I finally got to Gakona Junction which is where Hwy 4 intersects Hwy 1. The town of Gakona was just a short distance east on Hwy 1. I had driven through it on my way from Tok to Anchorage and remembered that there were some cabins there. Fortunately some of them were listed on Airbnb so this is where I will spend the next two nights.

Fairbanks to Gakona – Part 3 of 4

September 21, 2025

Here are more of the things I saw as I drove south on Hwy 4.

I was approaching some relatively tall mountains just off the left side of the road. The low clouds kind of swirled around and one or two times that I stopped to take photos I just stood and watched them for a few minutes. With no one else around it sometimes felt kind of spooky.

I spotted the Trans Alaska Pipeline, this time off to my right.

Further up the road the pipeline came down the hill to a river and then went underground. You can also start to see more of the multi-colored vegetation I mentioned in a previous post. There will be places on this stretch of road where it comes very close to the highway.

After the tall mountains the area around the road opened up a good bit, though visibility wasn’t very good and it had been raining lightly. I would soon come to a large lake right next to the road.

After I passed the lake I came to gathering of houses. There were no signs, and I didn’t stop to explore any. I believe it is the town of Paxson, which is described online as a “census-designated-place” with a last known population of 26. It is the only “sizeable” town shown on the map between Delta Junction and Gakona Junction.

And there was this small cabin standing by itself just after the “town,” but it was boarded up and is perhaps a hunting cabin of some sort.

(Continued in next post)

Fairbanks to Gakona – Part 2 of 4

September 21, 2025

Here are more of the things I saw as I drove south. About 20 minutes after having seen where the Trans Alaska Pipeline was hoisted over a river I arrived in the small city of Delta Junction. As you will see, this is there the Alaska Highway ends.

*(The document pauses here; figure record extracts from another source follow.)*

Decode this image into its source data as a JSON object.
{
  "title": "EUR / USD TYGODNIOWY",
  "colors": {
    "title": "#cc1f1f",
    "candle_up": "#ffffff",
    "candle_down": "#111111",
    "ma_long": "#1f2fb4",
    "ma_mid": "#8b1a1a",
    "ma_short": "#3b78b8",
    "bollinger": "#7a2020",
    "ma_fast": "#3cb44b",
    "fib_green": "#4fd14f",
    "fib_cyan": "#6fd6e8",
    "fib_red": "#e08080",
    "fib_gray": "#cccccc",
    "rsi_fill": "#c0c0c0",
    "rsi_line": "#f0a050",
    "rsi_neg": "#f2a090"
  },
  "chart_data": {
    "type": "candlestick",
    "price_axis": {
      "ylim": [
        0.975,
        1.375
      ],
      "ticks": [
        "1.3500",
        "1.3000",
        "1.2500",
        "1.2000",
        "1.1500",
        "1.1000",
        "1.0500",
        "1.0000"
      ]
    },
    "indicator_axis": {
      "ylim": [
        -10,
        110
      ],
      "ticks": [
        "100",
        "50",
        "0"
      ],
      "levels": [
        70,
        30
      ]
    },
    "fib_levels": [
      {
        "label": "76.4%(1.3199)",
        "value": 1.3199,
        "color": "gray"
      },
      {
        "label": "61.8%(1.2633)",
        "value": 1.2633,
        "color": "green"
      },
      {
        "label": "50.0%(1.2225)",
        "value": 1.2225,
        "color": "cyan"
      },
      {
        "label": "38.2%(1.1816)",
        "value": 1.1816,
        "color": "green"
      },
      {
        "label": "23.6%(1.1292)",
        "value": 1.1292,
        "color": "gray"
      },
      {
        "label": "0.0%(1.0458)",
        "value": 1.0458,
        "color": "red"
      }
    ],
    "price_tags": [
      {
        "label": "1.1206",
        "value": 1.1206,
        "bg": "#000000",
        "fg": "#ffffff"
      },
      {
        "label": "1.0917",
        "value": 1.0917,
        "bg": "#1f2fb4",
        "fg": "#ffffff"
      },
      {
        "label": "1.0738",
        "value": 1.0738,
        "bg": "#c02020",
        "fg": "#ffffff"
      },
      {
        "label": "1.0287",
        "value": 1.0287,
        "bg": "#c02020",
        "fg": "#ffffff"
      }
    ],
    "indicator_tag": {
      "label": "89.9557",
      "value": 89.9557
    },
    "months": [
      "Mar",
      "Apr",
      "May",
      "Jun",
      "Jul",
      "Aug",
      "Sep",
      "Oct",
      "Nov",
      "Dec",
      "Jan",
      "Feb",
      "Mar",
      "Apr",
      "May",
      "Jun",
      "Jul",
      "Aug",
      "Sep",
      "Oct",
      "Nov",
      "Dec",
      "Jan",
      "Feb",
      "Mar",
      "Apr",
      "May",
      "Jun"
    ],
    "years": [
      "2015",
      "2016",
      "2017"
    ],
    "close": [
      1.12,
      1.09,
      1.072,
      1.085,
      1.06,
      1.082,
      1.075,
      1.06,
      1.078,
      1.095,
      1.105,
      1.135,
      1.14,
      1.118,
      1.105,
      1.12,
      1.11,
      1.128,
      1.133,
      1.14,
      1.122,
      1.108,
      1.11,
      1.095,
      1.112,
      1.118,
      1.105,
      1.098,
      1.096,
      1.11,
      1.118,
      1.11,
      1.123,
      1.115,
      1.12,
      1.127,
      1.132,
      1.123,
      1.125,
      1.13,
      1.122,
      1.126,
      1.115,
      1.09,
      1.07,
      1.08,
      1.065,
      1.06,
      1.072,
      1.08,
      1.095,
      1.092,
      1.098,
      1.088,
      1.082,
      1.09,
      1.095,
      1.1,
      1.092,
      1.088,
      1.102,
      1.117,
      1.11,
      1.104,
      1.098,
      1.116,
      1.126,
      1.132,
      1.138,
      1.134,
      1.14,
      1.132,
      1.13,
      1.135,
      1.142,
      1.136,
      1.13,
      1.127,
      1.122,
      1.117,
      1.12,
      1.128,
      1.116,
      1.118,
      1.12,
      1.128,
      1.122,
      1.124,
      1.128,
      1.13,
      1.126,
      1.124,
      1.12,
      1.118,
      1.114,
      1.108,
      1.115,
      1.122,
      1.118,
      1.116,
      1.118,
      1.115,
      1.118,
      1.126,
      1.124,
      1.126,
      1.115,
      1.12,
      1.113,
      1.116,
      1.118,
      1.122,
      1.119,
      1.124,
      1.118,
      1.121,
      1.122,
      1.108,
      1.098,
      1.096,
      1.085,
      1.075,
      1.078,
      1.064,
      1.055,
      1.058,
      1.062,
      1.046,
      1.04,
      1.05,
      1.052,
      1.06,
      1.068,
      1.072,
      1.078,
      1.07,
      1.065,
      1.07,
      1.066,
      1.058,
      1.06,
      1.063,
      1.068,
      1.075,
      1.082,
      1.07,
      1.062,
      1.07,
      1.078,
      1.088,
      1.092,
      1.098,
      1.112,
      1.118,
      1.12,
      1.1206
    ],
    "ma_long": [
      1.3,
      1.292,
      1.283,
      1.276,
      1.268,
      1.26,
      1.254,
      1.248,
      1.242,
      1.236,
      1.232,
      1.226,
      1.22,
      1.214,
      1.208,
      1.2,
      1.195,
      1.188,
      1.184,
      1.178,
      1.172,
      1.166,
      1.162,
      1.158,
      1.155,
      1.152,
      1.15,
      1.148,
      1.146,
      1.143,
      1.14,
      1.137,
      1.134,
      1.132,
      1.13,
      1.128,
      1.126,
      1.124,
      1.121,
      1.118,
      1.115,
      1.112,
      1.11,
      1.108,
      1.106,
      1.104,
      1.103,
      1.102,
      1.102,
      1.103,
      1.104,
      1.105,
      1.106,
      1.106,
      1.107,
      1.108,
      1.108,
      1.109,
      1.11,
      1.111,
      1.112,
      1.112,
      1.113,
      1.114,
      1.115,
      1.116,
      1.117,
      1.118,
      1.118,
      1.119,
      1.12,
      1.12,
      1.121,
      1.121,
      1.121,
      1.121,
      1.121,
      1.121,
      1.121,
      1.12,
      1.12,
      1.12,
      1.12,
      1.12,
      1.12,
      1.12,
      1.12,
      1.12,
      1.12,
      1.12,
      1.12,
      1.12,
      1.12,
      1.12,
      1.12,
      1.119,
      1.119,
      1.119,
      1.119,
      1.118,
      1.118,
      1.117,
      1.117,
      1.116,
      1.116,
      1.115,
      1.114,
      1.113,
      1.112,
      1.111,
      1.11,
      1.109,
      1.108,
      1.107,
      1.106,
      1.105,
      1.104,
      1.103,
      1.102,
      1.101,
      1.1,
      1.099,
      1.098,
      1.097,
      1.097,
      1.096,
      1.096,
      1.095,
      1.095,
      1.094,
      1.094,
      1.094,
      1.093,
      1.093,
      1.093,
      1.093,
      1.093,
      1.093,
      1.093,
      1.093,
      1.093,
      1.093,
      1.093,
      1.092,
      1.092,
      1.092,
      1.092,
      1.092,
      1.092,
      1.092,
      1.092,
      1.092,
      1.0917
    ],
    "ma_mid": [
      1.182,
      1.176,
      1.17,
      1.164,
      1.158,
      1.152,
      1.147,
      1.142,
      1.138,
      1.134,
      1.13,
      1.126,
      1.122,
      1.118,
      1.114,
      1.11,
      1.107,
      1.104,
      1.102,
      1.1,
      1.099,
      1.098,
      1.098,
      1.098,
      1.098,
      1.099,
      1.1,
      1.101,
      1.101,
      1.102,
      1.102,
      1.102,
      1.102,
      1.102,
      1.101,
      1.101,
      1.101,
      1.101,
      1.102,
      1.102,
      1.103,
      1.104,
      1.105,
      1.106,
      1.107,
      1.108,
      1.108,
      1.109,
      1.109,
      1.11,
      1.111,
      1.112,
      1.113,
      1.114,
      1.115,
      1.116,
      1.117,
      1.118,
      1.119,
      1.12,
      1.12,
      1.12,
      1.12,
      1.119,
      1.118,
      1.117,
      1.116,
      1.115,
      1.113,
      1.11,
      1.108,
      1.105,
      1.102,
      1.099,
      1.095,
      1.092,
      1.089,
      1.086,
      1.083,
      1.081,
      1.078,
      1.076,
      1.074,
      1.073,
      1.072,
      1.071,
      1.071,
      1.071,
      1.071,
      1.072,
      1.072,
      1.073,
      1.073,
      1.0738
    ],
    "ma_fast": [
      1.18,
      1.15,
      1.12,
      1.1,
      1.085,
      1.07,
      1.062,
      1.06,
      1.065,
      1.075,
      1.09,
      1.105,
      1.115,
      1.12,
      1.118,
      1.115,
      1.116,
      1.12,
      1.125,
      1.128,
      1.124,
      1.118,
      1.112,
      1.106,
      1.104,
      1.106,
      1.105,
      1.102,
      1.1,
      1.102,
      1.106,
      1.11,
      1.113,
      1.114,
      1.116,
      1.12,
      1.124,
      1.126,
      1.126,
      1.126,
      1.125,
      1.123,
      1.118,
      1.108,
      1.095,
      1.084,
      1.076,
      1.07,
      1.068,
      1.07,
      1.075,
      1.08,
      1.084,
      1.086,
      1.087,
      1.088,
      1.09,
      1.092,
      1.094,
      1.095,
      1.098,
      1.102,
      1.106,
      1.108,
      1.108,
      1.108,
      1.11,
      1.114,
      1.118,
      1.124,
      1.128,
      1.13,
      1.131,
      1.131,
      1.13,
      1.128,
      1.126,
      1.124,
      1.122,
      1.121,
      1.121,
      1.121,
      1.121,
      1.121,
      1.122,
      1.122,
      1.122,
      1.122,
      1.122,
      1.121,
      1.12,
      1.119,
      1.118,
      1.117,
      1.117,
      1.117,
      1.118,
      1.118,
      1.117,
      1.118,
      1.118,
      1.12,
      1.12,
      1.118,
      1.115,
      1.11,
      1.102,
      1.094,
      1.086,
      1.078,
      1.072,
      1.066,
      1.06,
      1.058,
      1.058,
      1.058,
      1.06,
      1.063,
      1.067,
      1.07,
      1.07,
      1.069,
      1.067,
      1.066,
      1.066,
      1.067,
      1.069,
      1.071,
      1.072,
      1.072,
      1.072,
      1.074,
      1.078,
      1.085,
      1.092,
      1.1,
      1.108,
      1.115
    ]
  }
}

Oh, and there is a much-larger-than-life mosquito here, too.

Why, I don’t know….

After taking a lunch break here I continued south, this time on Hwy 4. Highway 2, which had brought me down from Fairbanks, goes southeast from here to get to Tok, AK and eventually the Canadian border. I will take it when I leave this part of Alaska later in my trip.

As I drove south on Hwy 4 I continued to pass low mountains, but I would drive through another portion of the Alaska Range of taller mountains, though they were further off the highway. It had been overcast all day and some of the clouds were starting to lower.

Looked like a long drive….

I passed another military training site but there didn’t seem to be anything going on. I presume it is for training in cold and snowy conditions. All I could see was a building next to the highway.

If there hadn’t been a sign there I would have driven right past it.

As you may have guessed looking at some of these photos, after Delta Junction there are no towns or villages out here. I saw a small number of motels that were closed and abandoned, but no stores, gas stations or residential housing. In the winter I doubt if this portion of the highway gets much traffic unless the military is engaged in training exercises. I had hardly seen any traffic when I was on Hwy 2, and saw even less now that I was on Hwy 4.

The road just went on and on, and it didn’t look like I was going to get a very good look at any on the mountains due to low clouds.

And the hillside right next to the highway kind of closed in for a short while.